I. Zum Weinbau in Australien

In Australien boomt der Weinbau. Zur Zeit werden auf ca. 80.000 ha jährlich etwa 7 Millionen Hektoliter Wein erzeugt. Die Rebfläche wächst jedoch um jährlich 10.000 ha. Der Weinmarkt wird weitgehend von vier großen Aktiengesellschaften (Penfolds, Orlando, Yalumba, Southcorp) kontrolliert, die neben dem heimischen Markt vor allem nach Großbritannien und den USA exportieren. Die Weinpreise sind relativ hoch; sie liegen zur Zeit überwiegend über 10,-- DM/Flasche. Billiger sind dort nur Weine in Kartonboxen (Bag in Box) oder auch deutsche Flaschenweine. Die Kellereien zahlen zur Zeit für 1 kg Kellertrauben von durchschnittlicher Qualität 2,50 DM. Die Anbauer haben in der Regel 5-jährige Verträge mit ihren Abnehmern. Die Erzeugungskosten (Vollkosten) liegen bei nur 0,40 - 0,60 DM/kg. Durchschnittliche Betriebe haben etwa 85 ha Rebfläche.

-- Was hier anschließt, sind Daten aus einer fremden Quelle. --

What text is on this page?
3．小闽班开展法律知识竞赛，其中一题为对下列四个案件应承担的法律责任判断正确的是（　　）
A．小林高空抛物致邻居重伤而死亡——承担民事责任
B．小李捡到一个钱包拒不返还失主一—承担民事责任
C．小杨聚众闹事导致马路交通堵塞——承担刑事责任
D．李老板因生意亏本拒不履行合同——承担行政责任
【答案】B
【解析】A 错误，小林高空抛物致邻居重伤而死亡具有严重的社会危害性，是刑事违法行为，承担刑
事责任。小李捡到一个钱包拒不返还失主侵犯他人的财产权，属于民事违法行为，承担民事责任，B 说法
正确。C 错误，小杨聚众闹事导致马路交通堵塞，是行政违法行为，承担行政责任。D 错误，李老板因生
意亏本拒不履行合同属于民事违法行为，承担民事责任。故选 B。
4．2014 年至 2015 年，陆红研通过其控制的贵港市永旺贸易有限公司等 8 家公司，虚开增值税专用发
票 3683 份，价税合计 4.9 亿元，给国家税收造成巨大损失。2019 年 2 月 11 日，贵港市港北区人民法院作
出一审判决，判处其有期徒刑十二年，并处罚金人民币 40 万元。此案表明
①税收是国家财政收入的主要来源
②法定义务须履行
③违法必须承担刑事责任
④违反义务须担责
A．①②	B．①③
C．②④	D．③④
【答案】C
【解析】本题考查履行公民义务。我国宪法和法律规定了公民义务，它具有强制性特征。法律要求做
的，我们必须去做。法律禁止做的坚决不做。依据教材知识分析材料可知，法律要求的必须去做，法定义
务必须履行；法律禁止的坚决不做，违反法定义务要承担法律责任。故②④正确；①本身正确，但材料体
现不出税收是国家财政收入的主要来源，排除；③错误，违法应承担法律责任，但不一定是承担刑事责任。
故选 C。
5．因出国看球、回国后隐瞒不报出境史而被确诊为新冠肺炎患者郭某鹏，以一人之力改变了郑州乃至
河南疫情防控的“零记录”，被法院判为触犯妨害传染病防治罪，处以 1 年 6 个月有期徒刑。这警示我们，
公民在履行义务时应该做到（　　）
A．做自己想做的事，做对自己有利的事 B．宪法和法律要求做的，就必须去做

Die Weinanbaugebiete befinden sich überwiegend in den Küstenregionen und entlang des Murray-Rivers in den Staaten South Australia und Victoria. Das Klima ist geprägt durch Sommertrockenheit mit intensiver Sonneineinstrahlung und in den Küstengebieten hohen Winterniederschlägen. Angebaut werden hauptsächlich die Sorten Chardonnay, Shiraz, Cabernet Sauvignon, Semillon und Riesling. Die Rebflächen werden grundsätzlich bewässert (überwiegend Drip-irrigation-Systeme). Mit der Bewässerung werden auch Nährstoffe ausgebracht (Fertigation). Erziehungssysteme sind überwiegend eine Art Umkehrerziehung und in kühleren Klimaten (Bergregionen) die Scott-Henry-Erziehung (2-Etagen-Kordon). Die Umkehrerziehung wird zu großen Teilen nach dem Non-pruning-System (Nichtschnitt) betrieben. Da auch die Ernte voll mechanisiert ist, fallen nach der Erstellung der Anlage kaum noch Handarbeiten an, so daß 1 Person gut 50 ha bewirtschaften kann. Die Vollernter fahren übrigens fast ausschließlich nachts, wegen der kühleren Bedingungen.

Das wichtigste Rebschutzproblem ist der echte Mehltau. Gelegentlich verursacht auch Peronospora größere Schäden. Phomopsis tritt ebenfalls stark auf. Botrytis spielt eine geringe Rolle. Bei den tierischen Schädlingen ist eine Wicklerart (Light Brown Applemoth) von Bedeutung. Da die Reben überwiegend wurzelecht gepflanzt wurden, herrscht große Angst vor einer Ausbreitung der Reblaus, die bisher allerdings nur wenig verbreitet ist.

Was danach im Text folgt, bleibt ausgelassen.